HELL’S KITCHEN — Plans for a five-floor dance club in the space that formerly housed Pacha and the infamous Sound Factory have been scrapped, but in its place is a new effort for an art gallery that would operate as a nightclub just one night a week, local officials said.

In June, Community Board 4 approved Space Ibiza New York co-owner Antonio Piacquadio’s plans to open a new club called FREQ at 618 W. 46th St., between 11th and 12th avenues.

That proposal fell through, however, with CB4 member Morgan McLean saying Tuesday that Piacquadio’s nightclub is "not happening." It was not clear why the plan was dropped, and Piacquadio did not immediately respond to a request for comment.

At CB4's Business Licenses and Permits committee meeting Tuesday, Hell’s Kitchen resident Glenn Raymond presented a new proposal to open a venue called Mekka NYC in the former Pacha space.

Raymond’s plan would see the space operate as a nightclub on Saturday nights only, with live music and corporate events taking place on other evenings, his attorney Terrance Flynn told the committee. During the day, the space would house a gallery and museum, Flynn said. 

But around a dozen neighborhood residents showed up to voice their concerns about another venue with a nightlife component moving into the space.

When Pacha was still open, neighbors dealt with loud music emanating from the club, including drunken, screaming patrons leaving the venue and a host of other quality-of-life concerns, they told the committee.

"I’ve got to say one of the better days was when Pacha closed down," one attendee named Steve said. "I used to put in tons of 311 calls — nothing ever happened."

"[W]hat we went through in that neighborhood with Pacha was beyond horrific," another attendee added.

A handful of people, however, came out to support Raymond's venture, with one man saying he felt the venue would be a "cultural touchstone" for the neighborhood. 

The committee asked Raymond to meet with residents to address their concerns and come back with details on venue acoustics and security.

CB4 approved Piacquadio’s application for the space in June without opposition from neighbors, though co-chair Frank Holozubiec said the lack of outcry may have been because locals didn't know about the previous proposal. 

“The reality is, this is a huge, empty space there, and the landlord is going to keep trying to put something in there,” he said. “If something has to be there… is this better than someplace that wants to be open three nights a week?

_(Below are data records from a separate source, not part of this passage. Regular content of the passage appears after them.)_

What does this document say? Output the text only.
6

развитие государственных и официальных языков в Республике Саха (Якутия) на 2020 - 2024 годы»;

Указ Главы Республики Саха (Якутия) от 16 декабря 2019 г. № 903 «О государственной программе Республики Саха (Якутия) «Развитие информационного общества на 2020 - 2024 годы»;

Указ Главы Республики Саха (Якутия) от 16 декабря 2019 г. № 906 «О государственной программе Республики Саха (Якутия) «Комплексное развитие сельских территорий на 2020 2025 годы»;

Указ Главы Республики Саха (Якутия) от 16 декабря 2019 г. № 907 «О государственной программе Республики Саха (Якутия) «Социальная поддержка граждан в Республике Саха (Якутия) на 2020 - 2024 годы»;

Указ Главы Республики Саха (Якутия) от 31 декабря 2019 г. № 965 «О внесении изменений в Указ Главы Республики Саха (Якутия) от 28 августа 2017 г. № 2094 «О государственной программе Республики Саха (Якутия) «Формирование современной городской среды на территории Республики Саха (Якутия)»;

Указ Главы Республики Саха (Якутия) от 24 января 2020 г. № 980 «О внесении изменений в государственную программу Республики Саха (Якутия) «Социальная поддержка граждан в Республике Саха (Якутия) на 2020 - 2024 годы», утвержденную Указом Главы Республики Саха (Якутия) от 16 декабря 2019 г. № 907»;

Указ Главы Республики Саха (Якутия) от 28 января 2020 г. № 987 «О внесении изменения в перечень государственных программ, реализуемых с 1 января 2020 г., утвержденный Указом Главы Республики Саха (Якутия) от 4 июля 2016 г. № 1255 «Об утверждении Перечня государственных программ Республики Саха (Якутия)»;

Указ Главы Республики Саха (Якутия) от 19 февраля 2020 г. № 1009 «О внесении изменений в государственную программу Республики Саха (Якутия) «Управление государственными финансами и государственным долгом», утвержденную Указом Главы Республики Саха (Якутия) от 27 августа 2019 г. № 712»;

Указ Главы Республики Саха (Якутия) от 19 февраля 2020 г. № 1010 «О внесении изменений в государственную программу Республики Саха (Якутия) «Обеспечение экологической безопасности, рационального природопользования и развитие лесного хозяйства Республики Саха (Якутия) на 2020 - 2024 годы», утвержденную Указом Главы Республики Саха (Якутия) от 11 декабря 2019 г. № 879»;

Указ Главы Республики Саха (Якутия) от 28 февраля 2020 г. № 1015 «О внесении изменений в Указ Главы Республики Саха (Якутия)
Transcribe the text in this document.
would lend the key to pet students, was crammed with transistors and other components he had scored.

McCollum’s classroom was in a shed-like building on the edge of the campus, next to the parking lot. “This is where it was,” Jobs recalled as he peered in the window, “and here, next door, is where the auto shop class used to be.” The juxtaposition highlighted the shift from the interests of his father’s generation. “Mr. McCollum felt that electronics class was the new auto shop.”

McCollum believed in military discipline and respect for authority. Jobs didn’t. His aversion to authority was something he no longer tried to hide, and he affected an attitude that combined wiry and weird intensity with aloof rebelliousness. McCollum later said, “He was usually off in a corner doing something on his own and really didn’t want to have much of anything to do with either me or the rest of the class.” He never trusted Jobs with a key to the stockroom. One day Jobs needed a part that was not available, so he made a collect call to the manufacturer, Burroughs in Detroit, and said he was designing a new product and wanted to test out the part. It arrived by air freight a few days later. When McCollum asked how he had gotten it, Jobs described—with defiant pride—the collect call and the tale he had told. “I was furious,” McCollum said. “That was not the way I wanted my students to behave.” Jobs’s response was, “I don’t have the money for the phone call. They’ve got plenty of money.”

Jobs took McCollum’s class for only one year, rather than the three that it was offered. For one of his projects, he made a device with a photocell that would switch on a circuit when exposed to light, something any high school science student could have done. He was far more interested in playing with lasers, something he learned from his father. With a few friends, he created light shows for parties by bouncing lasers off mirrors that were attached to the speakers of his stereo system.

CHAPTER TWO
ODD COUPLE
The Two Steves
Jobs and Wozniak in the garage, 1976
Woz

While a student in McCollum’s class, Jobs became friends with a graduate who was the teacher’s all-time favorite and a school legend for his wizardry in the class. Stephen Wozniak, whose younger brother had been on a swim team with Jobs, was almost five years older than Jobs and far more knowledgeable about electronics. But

I’m not saying it is, but keep that in mind.”

On Thursday, Raymond told DNAinfo New York his new venue would be nothing like Pacha.

The nightlife veteran — who told CB4 he’s run festivals in Miami and other large-scale events for the past 26 years — is working with galleries in Chelsea and overseas to bring in pieces for an art gallery at the space.

The gallery would be free and open to the public from 10 a.m. to 6 p.m. seven days a week, he said. 

The walls in the space — which were dark when it operated as Pacha — will be "professionally painted" and serve as works of art themselves, he added. 

"It’s not just a club, and that’s what the community needs to understand," he said. "It’s going to be something for the community."

The venue would host acoustic performances on some Thursday and Friday nights and corporate and private events from fashion and other industries on other nights, but it wouldn’t be a space for "outside promoters" to rent, he noted.

The art gallery could open as early as this fall, he said. The rest of the venue would likely begin operating at some point next year.

"When [patrons] come there, they’re going to get a cultural experience," he said. "It’s not going to be a remake of what was there before."